If a record append fails at any replica, the client retries the operation. As a result, replicas of the same chunk may contain different data possibly including duplicates of the same record in whole or in part.
for the operation to report success, the data must have been written at the same offset on all replicas of some chunk.
-
Q: How it can be guaranteed that the offset if the same for all replicas?
A: (this is my guess) For each try, all replicas start from the same offset. Also note the offset is per chunk.
Q&A
-
why we need a region
defined? A: ??? -
[Section 2.7.2] Q: How the at least once works for the GFS append?

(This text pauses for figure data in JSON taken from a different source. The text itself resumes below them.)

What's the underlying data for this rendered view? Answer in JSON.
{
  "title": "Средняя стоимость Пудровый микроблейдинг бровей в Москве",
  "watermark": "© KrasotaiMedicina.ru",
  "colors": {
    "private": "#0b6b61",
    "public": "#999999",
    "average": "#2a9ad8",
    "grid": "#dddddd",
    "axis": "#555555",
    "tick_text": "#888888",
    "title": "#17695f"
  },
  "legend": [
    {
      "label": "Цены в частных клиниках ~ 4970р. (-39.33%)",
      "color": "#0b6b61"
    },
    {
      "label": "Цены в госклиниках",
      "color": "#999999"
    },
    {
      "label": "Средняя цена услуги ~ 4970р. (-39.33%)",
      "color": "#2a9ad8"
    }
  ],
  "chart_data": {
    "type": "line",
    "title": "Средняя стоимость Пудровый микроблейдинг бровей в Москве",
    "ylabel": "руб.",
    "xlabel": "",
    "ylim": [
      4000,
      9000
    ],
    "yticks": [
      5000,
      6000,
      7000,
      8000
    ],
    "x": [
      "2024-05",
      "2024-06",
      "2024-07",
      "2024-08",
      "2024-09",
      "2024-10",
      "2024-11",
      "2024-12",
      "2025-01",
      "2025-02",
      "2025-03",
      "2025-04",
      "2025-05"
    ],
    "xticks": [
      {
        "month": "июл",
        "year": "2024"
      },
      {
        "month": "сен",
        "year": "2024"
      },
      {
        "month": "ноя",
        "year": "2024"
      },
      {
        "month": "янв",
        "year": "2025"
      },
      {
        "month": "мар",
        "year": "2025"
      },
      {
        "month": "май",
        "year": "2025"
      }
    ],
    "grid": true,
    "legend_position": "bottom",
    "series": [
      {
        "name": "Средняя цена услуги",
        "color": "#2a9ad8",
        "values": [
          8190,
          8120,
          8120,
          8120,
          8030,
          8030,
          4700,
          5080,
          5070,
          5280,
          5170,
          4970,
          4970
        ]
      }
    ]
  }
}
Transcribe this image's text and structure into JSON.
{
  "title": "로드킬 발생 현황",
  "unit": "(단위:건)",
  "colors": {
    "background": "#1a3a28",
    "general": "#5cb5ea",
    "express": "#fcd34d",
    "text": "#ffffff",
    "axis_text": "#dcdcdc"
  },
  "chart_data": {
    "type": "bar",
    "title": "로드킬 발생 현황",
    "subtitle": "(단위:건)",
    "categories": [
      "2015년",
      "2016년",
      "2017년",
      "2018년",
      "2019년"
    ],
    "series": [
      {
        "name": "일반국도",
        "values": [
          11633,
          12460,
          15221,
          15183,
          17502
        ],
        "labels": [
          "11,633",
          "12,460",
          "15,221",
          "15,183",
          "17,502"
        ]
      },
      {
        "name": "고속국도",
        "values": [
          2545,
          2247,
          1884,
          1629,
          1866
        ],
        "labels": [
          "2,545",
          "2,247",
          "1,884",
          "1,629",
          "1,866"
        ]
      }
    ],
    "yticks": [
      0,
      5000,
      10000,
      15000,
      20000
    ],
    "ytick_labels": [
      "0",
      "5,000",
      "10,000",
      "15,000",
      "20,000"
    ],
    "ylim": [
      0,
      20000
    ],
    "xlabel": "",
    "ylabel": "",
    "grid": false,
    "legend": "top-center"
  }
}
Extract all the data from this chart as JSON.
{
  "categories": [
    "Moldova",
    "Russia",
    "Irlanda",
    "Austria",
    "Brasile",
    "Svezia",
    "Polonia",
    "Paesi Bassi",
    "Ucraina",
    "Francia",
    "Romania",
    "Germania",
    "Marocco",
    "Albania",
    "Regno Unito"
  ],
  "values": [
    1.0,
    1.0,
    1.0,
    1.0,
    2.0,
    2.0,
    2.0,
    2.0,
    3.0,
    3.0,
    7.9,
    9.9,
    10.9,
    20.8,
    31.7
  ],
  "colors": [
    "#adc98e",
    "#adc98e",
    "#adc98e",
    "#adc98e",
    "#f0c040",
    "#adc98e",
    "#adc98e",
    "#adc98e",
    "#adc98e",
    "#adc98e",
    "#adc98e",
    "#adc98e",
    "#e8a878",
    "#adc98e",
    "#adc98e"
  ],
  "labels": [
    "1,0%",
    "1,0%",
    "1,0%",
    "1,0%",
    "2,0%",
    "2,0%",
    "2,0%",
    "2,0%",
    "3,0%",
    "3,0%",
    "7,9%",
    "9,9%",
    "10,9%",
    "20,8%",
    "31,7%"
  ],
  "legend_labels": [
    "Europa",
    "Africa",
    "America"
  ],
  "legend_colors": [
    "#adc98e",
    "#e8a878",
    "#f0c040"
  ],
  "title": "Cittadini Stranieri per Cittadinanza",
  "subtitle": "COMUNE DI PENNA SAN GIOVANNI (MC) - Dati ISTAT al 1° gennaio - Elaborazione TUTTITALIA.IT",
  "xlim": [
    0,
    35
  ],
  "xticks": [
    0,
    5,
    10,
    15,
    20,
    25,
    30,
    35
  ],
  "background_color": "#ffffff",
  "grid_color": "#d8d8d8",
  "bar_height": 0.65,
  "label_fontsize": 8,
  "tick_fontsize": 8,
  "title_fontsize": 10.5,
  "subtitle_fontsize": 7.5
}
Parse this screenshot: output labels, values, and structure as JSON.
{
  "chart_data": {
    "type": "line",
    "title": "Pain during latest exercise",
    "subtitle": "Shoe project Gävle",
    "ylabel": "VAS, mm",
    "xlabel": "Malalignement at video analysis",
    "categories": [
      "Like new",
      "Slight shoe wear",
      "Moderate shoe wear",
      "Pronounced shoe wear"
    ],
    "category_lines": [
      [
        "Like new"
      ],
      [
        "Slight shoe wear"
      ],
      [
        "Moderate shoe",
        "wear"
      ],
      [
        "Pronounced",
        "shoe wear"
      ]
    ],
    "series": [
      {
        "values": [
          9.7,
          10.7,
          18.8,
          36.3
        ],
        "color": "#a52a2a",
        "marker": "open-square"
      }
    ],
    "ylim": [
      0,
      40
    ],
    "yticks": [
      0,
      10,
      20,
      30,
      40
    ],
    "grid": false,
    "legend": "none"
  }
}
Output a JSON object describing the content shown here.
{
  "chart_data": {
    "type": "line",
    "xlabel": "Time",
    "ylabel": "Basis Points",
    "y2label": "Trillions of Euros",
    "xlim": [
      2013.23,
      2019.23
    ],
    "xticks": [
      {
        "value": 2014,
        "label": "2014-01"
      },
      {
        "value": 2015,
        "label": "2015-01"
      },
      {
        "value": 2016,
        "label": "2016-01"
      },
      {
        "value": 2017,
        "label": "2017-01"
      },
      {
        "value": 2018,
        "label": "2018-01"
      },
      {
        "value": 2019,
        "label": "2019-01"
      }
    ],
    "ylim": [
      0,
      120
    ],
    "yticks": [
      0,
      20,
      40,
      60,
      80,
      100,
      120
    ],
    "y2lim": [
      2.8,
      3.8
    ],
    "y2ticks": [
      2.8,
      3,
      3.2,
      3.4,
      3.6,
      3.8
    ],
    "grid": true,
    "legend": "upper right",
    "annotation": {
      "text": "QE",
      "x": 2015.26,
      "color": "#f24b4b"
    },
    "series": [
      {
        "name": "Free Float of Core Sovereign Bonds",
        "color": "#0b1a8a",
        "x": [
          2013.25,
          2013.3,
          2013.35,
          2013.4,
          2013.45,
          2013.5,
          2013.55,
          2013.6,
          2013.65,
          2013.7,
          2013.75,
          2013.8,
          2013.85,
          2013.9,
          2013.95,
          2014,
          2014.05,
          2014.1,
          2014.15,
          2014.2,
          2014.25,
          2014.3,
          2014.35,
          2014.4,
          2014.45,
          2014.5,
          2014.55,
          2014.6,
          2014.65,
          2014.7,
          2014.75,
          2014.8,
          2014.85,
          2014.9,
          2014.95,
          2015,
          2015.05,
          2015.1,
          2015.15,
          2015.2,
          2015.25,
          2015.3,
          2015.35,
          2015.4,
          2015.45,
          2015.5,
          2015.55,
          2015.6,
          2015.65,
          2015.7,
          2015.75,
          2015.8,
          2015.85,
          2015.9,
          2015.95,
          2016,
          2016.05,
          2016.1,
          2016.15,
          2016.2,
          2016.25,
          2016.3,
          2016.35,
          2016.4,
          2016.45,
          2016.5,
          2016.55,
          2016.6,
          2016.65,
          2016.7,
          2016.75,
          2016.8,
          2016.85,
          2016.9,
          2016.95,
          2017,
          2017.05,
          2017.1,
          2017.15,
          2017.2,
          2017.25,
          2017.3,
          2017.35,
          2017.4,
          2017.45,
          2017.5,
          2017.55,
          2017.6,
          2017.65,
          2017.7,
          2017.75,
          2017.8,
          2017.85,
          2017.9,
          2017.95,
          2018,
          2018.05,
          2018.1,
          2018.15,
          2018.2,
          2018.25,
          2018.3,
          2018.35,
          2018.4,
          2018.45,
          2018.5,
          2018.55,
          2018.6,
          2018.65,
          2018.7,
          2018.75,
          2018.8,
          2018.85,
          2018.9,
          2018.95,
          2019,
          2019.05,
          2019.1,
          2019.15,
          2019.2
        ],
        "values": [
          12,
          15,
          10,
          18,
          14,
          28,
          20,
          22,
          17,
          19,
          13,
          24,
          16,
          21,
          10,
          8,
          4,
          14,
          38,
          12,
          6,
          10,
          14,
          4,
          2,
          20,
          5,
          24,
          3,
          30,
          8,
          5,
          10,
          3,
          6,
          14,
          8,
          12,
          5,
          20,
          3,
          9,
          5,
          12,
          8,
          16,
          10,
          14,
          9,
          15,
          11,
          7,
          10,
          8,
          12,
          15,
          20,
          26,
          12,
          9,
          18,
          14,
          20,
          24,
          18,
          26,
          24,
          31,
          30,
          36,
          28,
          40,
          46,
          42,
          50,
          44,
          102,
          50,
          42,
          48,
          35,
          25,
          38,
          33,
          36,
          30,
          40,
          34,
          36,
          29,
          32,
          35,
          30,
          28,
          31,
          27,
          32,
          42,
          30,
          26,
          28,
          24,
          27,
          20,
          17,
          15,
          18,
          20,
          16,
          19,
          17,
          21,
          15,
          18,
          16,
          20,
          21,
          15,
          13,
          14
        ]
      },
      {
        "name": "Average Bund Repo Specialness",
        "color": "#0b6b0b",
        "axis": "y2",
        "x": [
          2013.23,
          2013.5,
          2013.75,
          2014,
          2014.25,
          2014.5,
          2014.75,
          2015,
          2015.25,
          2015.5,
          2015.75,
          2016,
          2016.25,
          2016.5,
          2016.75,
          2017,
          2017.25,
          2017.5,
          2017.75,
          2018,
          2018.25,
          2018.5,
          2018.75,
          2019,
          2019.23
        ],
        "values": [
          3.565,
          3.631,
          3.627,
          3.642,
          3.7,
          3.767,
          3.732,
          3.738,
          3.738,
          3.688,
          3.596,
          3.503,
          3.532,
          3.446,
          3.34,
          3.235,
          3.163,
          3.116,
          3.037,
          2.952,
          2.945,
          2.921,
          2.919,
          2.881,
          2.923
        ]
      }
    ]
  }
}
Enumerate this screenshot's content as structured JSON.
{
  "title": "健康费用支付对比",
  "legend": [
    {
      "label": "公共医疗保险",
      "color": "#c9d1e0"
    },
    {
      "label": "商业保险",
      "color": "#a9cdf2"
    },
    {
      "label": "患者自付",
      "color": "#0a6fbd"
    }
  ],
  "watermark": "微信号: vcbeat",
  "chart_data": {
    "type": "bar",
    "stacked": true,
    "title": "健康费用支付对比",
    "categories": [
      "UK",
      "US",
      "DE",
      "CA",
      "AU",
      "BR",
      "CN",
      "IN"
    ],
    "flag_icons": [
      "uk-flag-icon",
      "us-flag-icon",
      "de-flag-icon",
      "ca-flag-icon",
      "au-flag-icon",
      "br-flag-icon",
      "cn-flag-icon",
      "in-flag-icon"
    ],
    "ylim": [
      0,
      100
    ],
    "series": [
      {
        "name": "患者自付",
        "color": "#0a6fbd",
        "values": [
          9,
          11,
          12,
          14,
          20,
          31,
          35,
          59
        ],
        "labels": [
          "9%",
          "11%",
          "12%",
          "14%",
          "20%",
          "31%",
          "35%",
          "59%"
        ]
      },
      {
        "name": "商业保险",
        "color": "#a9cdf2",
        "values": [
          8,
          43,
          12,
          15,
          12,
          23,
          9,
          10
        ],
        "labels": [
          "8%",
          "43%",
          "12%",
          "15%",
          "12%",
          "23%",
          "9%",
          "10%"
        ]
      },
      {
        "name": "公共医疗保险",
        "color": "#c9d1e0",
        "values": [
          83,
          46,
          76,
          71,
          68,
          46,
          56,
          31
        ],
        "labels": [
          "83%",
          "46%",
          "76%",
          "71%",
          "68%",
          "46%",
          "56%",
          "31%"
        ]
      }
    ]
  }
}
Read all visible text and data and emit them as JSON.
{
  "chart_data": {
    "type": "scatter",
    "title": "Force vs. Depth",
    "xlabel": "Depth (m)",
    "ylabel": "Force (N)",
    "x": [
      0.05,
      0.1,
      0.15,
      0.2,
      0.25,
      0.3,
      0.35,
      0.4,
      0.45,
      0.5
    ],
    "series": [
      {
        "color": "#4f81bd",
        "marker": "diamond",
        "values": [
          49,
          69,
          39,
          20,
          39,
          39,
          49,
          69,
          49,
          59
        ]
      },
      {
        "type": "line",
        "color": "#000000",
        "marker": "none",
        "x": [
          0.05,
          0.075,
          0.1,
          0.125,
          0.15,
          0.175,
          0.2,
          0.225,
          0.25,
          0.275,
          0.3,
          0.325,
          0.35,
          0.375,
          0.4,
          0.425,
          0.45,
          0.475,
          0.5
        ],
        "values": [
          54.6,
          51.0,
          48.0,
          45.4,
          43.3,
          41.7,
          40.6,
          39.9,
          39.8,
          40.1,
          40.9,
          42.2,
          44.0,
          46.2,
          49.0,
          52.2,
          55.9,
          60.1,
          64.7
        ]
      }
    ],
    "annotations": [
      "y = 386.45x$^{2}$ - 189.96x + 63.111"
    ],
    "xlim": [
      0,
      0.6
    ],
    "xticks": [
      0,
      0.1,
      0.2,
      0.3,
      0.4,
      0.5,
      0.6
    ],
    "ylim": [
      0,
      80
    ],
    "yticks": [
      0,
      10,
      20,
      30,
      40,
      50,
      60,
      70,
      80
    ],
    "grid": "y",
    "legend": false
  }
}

A: Each record prepared by the writer contains extra information like the checksums. A reader can identify and discard extra padding and record fragments using the checksums. If it cannot tolerate the occasional duplicates (e.g. if they would trigger non-idempotent operations), it can filter them out using unique identifiers in the record, which are often needed anyway to name corresponding application entities such as web documents. Dedeplicate code is within GFS client. With that, the same sequence of records, plus rare duplicates, is always delivered to the record reader.
- [Section 4.5]
If the master sees a version number greater than the one in its records, the master assumes that it failed when granting the lease and so take the higher version to be up-to-date.
Q: how can this happen?
A: (this is my guess based on the context) something went wrong in the process of leasing grant. The version is updated in the worker but not recorded in the master
- Q: Where is the disgnostic log stored? only on the master, or on both the master and the worker? A: ???